Open science initiatives, public repositories, and new, community-based models of scientific communication must be promoted to reduce dependency on commercial publishers and to democratize access to scientific knowledge.
UNESCO’s Recommendation on Open Science emphasizes that “open access to scientific knowledge is a global public good and a fundamental pillar for building inclusive knowledge societies” [18].

This shift is not merely technical; it is strategic and cultural.
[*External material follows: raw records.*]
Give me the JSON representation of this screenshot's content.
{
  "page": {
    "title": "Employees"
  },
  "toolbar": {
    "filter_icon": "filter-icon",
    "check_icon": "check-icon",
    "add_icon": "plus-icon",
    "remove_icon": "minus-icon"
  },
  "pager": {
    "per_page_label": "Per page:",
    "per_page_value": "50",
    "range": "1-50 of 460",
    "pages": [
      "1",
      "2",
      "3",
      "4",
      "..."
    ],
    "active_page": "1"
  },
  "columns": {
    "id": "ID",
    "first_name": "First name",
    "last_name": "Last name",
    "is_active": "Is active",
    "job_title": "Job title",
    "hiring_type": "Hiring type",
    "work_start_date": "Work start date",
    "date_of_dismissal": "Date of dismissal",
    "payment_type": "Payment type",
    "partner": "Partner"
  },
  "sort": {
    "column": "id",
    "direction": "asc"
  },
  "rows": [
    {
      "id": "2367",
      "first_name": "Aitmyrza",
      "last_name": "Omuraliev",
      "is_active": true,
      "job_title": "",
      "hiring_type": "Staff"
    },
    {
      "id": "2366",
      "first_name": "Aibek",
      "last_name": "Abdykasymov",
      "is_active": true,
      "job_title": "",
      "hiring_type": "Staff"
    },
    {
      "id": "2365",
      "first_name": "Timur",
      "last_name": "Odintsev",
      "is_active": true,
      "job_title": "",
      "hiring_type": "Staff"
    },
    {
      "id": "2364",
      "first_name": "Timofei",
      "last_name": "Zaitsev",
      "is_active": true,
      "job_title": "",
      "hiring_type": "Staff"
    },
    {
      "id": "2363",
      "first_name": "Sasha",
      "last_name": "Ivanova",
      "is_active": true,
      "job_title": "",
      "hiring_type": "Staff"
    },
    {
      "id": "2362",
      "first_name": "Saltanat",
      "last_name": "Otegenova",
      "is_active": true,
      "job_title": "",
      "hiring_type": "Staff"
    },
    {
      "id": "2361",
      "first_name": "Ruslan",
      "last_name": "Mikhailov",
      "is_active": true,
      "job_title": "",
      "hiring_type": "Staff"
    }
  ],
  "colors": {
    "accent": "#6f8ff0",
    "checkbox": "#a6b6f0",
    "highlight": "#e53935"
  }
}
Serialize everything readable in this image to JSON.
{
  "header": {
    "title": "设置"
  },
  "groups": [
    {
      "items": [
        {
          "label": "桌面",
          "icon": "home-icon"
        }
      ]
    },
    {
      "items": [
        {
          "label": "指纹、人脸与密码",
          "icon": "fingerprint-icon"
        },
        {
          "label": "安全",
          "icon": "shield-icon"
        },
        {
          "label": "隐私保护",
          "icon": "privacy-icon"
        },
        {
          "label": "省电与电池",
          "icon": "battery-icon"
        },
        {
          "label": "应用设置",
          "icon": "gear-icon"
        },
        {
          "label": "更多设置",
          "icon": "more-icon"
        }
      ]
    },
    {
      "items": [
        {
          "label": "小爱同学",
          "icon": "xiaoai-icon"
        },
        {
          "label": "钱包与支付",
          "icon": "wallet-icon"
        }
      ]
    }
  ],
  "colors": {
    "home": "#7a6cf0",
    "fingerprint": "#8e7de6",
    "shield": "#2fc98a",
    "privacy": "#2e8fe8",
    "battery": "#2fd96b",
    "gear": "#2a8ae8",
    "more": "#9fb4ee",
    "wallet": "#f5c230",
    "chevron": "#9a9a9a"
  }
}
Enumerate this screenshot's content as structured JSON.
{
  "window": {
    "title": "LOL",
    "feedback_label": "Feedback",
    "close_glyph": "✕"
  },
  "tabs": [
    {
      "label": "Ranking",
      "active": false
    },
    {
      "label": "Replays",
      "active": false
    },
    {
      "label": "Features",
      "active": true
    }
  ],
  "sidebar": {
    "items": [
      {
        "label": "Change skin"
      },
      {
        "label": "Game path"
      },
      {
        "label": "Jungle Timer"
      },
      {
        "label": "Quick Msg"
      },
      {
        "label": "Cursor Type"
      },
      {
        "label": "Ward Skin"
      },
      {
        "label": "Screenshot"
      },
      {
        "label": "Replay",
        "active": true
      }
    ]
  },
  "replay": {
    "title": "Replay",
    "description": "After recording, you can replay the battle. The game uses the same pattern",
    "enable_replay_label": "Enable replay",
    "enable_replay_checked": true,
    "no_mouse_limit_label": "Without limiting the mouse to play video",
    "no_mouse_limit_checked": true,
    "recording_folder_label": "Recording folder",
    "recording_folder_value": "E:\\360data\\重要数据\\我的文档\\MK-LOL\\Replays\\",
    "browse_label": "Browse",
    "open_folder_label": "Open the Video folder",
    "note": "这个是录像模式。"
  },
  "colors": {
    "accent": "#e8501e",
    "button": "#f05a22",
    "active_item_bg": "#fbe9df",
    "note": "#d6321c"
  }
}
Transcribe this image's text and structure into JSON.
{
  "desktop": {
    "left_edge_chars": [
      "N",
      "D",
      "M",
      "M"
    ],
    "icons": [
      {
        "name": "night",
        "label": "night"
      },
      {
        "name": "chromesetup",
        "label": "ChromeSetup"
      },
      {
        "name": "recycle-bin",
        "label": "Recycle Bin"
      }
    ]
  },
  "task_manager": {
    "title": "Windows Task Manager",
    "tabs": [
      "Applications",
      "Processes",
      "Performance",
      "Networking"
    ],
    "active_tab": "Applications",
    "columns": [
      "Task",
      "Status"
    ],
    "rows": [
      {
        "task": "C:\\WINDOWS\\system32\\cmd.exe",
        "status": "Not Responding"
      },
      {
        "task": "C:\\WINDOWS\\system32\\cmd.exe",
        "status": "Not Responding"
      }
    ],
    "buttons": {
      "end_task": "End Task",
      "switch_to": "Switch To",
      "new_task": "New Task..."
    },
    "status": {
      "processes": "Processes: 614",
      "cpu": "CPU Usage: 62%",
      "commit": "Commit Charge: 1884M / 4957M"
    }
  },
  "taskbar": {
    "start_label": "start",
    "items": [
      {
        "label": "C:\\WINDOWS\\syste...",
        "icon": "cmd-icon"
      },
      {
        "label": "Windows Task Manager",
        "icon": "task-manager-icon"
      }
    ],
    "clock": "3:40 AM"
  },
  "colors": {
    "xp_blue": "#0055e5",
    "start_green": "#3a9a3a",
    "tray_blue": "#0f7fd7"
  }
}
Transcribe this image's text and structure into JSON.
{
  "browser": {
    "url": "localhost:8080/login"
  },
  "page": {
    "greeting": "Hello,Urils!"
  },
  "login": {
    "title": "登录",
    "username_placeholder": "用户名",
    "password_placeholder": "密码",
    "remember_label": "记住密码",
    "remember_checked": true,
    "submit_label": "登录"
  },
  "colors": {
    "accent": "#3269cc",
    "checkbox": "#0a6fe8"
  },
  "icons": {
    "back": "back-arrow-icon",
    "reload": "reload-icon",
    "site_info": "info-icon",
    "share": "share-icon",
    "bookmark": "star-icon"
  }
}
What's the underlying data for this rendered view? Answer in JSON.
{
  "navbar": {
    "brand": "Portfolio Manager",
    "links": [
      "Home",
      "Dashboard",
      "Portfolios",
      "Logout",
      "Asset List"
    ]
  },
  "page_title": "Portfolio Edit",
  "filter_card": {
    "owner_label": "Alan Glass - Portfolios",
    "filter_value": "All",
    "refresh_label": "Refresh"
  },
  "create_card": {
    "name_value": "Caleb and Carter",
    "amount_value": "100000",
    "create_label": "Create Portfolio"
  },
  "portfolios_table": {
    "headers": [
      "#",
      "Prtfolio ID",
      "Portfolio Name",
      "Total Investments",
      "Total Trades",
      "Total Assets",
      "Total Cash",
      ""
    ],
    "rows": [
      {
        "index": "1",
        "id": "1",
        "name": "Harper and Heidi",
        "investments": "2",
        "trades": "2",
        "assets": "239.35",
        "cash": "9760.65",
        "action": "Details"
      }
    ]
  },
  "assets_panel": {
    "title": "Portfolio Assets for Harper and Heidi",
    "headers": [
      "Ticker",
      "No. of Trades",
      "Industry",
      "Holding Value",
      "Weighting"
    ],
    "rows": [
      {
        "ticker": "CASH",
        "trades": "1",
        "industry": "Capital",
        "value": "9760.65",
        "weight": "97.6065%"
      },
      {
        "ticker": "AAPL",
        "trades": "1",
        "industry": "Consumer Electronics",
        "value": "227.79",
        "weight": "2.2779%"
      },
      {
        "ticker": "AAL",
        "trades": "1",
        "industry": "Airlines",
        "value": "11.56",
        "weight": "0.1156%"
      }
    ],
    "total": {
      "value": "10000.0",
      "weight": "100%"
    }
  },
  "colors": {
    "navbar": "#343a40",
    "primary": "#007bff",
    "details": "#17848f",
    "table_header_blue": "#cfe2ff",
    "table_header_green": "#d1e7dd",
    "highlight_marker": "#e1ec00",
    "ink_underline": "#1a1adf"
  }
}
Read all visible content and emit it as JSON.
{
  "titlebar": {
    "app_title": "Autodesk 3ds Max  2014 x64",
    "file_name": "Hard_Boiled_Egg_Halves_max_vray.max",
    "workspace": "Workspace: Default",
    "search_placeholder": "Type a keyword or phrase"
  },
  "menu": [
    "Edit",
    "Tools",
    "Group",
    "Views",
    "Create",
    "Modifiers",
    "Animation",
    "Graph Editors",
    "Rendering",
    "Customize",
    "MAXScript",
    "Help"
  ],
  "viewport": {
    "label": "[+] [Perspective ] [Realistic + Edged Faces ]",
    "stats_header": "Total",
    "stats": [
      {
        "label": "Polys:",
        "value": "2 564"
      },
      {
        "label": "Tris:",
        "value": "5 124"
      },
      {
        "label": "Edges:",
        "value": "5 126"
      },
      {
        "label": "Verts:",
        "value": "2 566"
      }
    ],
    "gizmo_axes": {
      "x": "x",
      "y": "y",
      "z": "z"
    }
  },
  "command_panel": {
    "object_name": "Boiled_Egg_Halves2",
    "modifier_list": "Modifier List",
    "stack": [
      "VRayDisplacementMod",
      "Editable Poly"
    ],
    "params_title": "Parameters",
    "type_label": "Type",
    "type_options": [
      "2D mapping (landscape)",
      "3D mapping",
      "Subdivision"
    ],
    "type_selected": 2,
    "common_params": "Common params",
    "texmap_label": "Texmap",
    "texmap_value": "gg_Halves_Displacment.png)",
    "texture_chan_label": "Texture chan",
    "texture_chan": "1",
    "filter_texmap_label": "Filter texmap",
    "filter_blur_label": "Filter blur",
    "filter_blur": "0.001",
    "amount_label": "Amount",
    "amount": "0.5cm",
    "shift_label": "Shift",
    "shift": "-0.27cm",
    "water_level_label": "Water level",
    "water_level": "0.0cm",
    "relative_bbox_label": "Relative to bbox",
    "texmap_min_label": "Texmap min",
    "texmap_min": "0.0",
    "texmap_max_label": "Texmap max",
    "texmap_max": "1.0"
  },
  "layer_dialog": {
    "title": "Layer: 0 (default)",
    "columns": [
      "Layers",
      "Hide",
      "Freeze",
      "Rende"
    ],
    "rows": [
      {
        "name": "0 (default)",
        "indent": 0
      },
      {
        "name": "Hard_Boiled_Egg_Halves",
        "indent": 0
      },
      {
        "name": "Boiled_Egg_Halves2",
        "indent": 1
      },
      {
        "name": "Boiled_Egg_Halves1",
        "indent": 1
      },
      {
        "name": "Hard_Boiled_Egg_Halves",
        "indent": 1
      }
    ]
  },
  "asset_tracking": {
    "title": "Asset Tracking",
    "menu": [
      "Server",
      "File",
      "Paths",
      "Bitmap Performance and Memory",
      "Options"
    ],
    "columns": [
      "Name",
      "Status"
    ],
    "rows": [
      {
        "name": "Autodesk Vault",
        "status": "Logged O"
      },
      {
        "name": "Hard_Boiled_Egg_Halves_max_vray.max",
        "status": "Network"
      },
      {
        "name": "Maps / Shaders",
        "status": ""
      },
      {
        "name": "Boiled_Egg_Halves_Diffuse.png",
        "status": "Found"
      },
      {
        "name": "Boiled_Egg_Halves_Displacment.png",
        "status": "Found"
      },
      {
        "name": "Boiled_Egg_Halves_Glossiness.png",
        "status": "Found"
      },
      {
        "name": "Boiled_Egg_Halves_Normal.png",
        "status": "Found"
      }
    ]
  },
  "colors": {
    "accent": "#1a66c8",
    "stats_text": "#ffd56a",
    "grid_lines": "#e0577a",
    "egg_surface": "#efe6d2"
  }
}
It involves rethinking the role of research in society — moving away from a system optimized for metric performance towards an infrastructure dedicated to resilience, innovation, inclusion, and real-world transformation.

Conclusion

The commercialization of scientific publishing has profoundly altered the priorities, practices, and outcomes of research, detaching it from its societal mission.
If research is to reclaim its role as a driver of territorial development and systemic resilience, it must break free from the logic of metric optimization and reconnect with real-world problems and transformative agendas.
Restoring meaning to research evaluation is not only a matter of academic reform — it is a prerequisite for building a more sustainable, inclusive, and resilient future.

References

  1. Hicks, D., Wouters, P., Waltman, L., de Rijcke, S., & Rafols, I. (2015). “The Leiden Manifesto for research metrics.” Nature, 520(7548), 429–431.
  2. Larivière, V., Haustein, S., & Mongeon, P. (2015). “The oligopoly of academic publishers in the digital era.” PLOS ONE, 10(6), e0127502.
  3. Seglen, P. O. (1997). “Why the impact factor of journals should not be used for evaluating research.” BMJ, 314(7079), 498–502.
  4. Björk, B. C., & Solomon, D. (2015). “Article processing charges in OA journals: Relationship between price and quality.” Scientometrics, 103(2), 373–385.
  5. Mabe, M., & Amin, M. (2002). “Growth dynamics of scholarly and scientific journals.” Scientometrics, 51(1), 147–162.
  6. Moher, D., Naudet, F., Cristea, I. A., Miedema, F., Ioannidis, J. P., & Goodman, S. N. (2018). “Assessing scientists for hiring, promotion, and tenure.” PLOS Biology, 16(3), e2004089.
  7. Salager-Meyer, F. (2014). “Scientific publishing in developing countries: Challenges for the future.” Journal of English for Academic Purposes, 13, 87–95.
  8. Heuritsch, J. (2021). “Reflexive behaviour: How publication pressure affects research quality in astronomy.” arXiv preprint arXiv:2109.09375.
  9. Wuchty, S., Jones, B. F., & Uzzi, B. (2007). “The increasing dominance of teams in production of knowledge.” Science, 316(5827), 1036–1039.
  10. Brembs, B. (2013). “Prestigious science journals struggle to reach even average reliability.” Frontiers in Human Neuroscience, 7, 291.
  11. Adams, J. (2013). “The fourth age of research.” Nature, 497(7451), 557–560.
  12. Bornmann, L., Haunschild, R., & Adams, J. (2018). “Do altmetrics assess societal impact?” arXiv preprint arXiv:1807.03977.
  13. Johnstone, P., & Schot, J. (2023). “Shocks, institutional change, and sustainability transitions.” Research Policy, 52(1), 104–115.
  14. Merton, R. K. (1973). “The sociology of science: Theoretical and empirical investigations.” University of Chicago Press.
  15. Chan, L., Okune, A., Hillyer, R., & Posada, A. (2019). “Contextualizing openness: Situating open science.” Canadian Journal of Development Studies, 40(2), 170–183.
  16. Schot, J., & Steinmueller, W. E. (2018). “Three frames for innovation policy: R&D, systems of innovation and transformative change.” Research Policy, 47(9), 1554–1567.
  17. European Commission. (2020). “A new ERA for Research and Innovation.” Brussels: COM(2020)628 final.
  18. UNESCO. (2021). “Recommendations on Open Science.”